How to catch and handle Chrome memory crash?


I'm loading two 300MB MP3 files in an AudioBuffer and then proceed to encode them as WAV files. Somewhere along the process of encoding (which happens in a web worker), the browser crashes because of a lack of memory.

Chrome crash

WAV files are about 3 times larger than MP3 files, so it would need ~1.8GB additional space to do the conversion.

The files can have any size, because they are mp3 files that the user chose to upload, so they can be 10MB or 350MB. This means that the memory may or may not be sufficient. In case that it isn't sufficient, how do I simply catch and handle the error instead of having the browser crash?

I would limit the user to a specific project (all files combined) size, but it seems like the maximum memory limit varies with the OS, OS architecture, browser version and browser architecture which makes it almost impossible to define such limit.


Solution

  • Unfortunately there is no way to "catch and handle" an out-of-memory error, sorry. By design, for security reasons, V8 always crashes the process when it cannot allocate memory it needs.

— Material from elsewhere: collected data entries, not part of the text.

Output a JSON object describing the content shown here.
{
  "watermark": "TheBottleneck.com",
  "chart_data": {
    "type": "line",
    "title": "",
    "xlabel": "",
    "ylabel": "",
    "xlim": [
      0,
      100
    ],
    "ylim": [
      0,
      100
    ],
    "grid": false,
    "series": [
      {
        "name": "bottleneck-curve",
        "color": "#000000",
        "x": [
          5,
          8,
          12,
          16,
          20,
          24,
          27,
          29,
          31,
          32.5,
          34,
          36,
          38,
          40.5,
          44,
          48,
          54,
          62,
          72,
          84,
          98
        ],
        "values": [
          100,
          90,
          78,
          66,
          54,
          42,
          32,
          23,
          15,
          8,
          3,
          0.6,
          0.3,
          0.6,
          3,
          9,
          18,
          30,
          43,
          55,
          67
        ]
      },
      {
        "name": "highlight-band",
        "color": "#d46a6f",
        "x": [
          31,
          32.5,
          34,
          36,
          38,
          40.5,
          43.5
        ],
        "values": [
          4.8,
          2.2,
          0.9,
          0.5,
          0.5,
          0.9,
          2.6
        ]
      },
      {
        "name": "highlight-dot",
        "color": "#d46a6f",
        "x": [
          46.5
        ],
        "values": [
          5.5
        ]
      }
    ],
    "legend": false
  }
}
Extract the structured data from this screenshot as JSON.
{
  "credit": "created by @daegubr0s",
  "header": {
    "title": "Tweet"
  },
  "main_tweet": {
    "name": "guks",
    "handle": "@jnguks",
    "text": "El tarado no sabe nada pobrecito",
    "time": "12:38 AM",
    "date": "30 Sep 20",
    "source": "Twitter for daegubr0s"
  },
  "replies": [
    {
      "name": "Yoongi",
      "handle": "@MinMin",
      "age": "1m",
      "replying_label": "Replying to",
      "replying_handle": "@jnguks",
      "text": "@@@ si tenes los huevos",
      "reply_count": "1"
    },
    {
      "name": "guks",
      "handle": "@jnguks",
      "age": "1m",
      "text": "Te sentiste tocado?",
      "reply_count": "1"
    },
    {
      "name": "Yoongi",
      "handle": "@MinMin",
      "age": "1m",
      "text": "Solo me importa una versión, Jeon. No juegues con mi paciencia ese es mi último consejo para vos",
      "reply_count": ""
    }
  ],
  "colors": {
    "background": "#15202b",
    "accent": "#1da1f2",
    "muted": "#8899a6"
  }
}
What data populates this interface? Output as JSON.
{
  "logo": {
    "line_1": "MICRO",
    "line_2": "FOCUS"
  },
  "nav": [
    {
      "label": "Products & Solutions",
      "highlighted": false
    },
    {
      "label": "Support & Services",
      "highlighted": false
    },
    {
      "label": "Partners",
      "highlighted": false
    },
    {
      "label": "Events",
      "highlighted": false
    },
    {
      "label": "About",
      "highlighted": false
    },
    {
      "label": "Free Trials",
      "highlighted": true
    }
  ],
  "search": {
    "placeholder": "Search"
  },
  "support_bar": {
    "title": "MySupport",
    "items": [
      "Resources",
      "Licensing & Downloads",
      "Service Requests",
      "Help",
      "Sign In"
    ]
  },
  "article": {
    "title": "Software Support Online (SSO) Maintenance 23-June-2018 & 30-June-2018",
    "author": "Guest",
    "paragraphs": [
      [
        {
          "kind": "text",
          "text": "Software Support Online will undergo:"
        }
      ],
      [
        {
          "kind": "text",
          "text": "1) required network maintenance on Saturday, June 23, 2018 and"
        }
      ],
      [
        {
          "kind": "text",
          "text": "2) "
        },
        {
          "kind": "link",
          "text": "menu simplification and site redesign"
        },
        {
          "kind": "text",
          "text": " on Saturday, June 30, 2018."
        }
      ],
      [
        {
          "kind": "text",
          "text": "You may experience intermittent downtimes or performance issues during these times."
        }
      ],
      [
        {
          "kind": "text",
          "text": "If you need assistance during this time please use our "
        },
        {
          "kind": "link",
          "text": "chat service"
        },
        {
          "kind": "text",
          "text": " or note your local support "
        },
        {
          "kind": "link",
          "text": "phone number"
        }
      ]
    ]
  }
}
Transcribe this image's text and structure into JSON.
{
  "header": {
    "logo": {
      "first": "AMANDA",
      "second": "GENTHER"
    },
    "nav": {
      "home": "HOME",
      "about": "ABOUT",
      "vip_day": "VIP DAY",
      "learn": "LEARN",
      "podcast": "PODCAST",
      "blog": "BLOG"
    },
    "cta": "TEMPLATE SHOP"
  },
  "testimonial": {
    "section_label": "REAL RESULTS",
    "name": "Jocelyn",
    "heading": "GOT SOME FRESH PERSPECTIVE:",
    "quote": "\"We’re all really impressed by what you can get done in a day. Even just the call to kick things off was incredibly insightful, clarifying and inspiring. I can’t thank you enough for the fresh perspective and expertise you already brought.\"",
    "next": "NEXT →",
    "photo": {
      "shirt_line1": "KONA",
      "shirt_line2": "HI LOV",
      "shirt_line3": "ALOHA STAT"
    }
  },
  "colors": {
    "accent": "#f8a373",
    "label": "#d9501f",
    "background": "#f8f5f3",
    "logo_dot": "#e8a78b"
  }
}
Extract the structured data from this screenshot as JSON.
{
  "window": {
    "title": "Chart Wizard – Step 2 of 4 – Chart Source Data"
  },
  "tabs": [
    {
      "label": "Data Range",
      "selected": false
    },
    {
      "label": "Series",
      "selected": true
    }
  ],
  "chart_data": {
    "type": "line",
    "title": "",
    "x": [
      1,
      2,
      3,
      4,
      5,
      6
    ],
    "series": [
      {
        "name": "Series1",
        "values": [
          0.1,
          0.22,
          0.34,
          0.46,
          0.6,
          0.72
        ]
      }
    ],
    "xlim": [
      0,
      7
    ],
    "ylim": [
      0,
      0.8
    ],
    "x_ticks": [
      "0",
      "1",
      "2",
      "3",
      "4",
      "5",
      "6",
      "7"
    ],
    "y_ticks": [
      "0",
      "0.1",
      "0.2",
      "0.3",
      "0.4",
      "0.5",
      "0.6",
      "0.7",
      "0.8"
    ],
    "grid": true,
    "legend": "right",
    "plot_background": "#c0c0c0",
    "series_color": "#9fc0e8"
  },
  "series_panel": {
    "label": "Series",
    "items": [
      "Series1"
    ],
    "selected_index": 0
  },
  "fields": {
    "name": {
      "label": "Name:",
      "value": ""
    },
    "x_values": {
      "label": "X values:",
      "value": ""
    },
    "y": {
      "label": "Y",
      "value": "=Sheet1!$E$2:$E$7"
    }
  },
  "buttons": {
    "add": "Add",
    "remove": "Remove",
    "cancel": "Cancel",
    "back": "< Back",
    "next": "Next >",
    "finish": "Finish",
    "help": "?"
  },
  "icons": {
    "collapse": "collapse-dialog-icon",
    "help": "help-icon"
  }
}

    The memory limit for the JavaScript heap is determined dynamically based on the amount of physical memory that the machine has. For several years, given "sufficient" RAM, it was 700 MB on 32-bit desktop architectures and 1400 MB on 64-bit architectures; however recent versions of Chrome/V8 have been tuning the strategy and the upper limit is now 2048MB on 64-bit. So yes, the specifics can change over time. The OS does not matter, though (at least not for the JavaScript heap).

    I'm not entirely sure whether AudioBuffers count towards V8's heap limit (V8 itself doesn't know about AudioBuffers, they're implemented by the embedder, i.e. Blink).

    Note that you may not be able to use every last byte up to that maximum. Some memory is used for internal metadata; and when you grow arrays and the like dynamically, they grow in chunks, which makes it likely that an attempt to grow hits the limit even though the pre-growth size was not "maximum minus one". On 32-bit platforms, trying to allocate a single large object can also fail due to address space exhaustion: after a number of randomly selected pages have been allocated for this and that over the lifetime of the process, there might simply not be a sufficiently large contiguous block of address space available to allocate a several-hundred-megabytes large object, even if the heap limit isn't reached yet.

    Side note: "three times larger"? For commonly used MP3 bitrates, I'd expect WAV files to be up to 10 times larger.